10.13学习笔记
今天都在复习这周大学所学的课程,做了一个静态的简历网页,还挺好看的哈哈。到了晚上才有空坐下来,上了LeetCode刷了一道简单的算法题,下面总结下这道算法题的收获。
Given an array of integers, return indices of the two numbers such that they add up to a specific target.You may assume that each input would have exactly one solution, and you may not use the same element twice.
Example:
Given nums = [2, 7, 11, 15], target = 9,
Because nums[0] + nums[1] = 2 + 7 = 9,
return [0, 1].
题目简单意思就是:给定一个数组和一个目标值,找出数组中两个数相加之和为目标值的两个下标,返回一个存储了两个下标的数组,但是不能使用一个相同的元素两次。
解法1:
public class solution_1 {
public int[] twoSum(int[] nums, int target) {
for(int i = 0;i<nums.length - 1;i++){
for(int j = i+1;i<nums.length;j++){
if(nums[i] + nums[j] == target){
return new int[]{i,j}; //直接return new int[]{i,j}
}
}
}
throw new IllegalArgumentException("no such sum solution");//抛出一个异常就不会报没有return语句的错误
}
public static void main(String args[]){
solution_1 exercise_1 = new solution_1();
int [] sums = {2,7,11,15};
int target = 9;
int [] result = exercise_1.twoSum(sums,target);
for (int e:result){
System.out.print(e + " ");
}
}
}
这是最容易想到的算法,算法的时间复杂度为O(n*n),空间复杂度为O(1)。
解法2:
/*
description:trade space for speed 用空间换取时间
two iterations: first is store array to hashMap O(n) = n;
*/
public class solution_2 {
public int[] twoSum(int[] sums, int target) {
HashMap<Integer,Integer> sumsMap = new HashMap<>();
for (int i = 0;i<sums.length;i++){
sumsMap.put(sums[i],i); //hashMap 只能通过key获取value,因此把sum[i]作为key
}
for (int j = 0;j<sums.length;j++){
int complement = target - sums[j];
if (sumsMap.containsKey(complement) && complement != sums[j]){
return new int[]{j,sumsMap.get(sums[j])};
}
}
throw new IllegalArgumentException("no such solution");
}
}
第二种解法,用空间换取时间,第一次使用iterator将数组中的职存储到hashMap中,然后在hashMap中查找有没有target—sums[j]的值,由于hashMap是使用散列来实现的,所以在hashMap中查找一个元素的时间复杂度为O(1)。
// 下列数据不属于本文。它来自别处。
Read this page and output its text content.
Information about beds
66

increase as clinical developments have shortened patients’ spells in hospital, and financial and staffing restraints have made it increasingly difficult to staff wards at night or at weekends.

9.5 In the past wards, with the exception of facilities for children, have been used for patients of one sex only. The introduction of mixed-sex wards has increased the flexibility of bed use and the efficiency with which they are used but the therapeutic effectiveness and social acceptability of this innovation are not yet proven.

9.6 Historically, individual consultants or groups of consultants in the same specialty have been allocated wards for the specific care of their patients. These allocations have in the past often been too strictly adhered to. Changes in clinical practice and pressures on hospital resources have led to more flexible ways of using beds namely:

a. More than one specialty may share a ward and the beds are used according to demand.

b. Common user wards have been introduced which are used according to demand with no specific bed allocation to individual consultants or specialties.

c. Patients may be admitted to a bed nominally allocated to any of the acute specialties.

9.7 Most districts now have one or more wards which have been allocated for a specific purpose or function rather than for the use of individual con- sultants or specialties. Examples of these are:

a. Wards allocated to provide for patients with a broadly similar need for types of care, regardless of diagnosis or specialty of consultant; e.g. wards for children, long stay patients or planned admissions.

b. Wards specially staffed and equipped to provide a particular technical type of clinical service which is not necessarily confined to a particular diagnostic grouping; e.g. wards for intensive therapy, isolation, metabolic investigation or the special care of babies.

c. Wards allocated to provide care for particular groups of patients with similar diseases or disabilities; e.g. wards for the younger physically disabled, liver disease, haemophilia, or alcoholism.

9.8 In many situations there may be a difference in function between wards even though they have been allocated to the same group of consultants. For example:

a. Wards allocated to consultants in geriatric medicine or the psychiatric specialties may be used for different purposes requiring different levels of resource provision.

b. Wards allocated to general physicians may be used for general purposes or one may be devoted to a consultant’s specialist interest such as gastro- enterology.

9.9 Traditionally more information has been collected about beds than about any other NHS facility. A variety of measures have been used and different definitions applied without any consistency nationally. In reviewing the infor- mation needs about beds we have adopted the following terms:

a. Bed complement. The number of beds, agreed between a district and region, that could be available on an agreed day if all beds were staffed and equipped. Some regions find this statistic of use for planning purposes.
这种算法的时间复杂度为O(n),空间复杂度也为O(n)。
解法3:
/*
description:use only one iterator to store array into hashMap,and varies to solution_2,solution_3 checked complement in one iterator
*/
public class solution_3 {
public int[] twoSum(int[] sums, int target) {
HashMap<Integer,Integer> map = new HashMap<>();
for (int i = 0;i<sums.length;i++){
int complement = target - sums[i];
if (map.containsKey(complement)) {
return new int[] { map.get(complement), i };
}
map.put(sums[i], i);
}
throw new IllegalArgumentException("no such solution");
}
}
第三种解法优化了第二种解法,只使用了一次迭代,虽然与第二种方法的时间复杂度和空间复杂度都相同,但第三种解法明显优于第二种解法。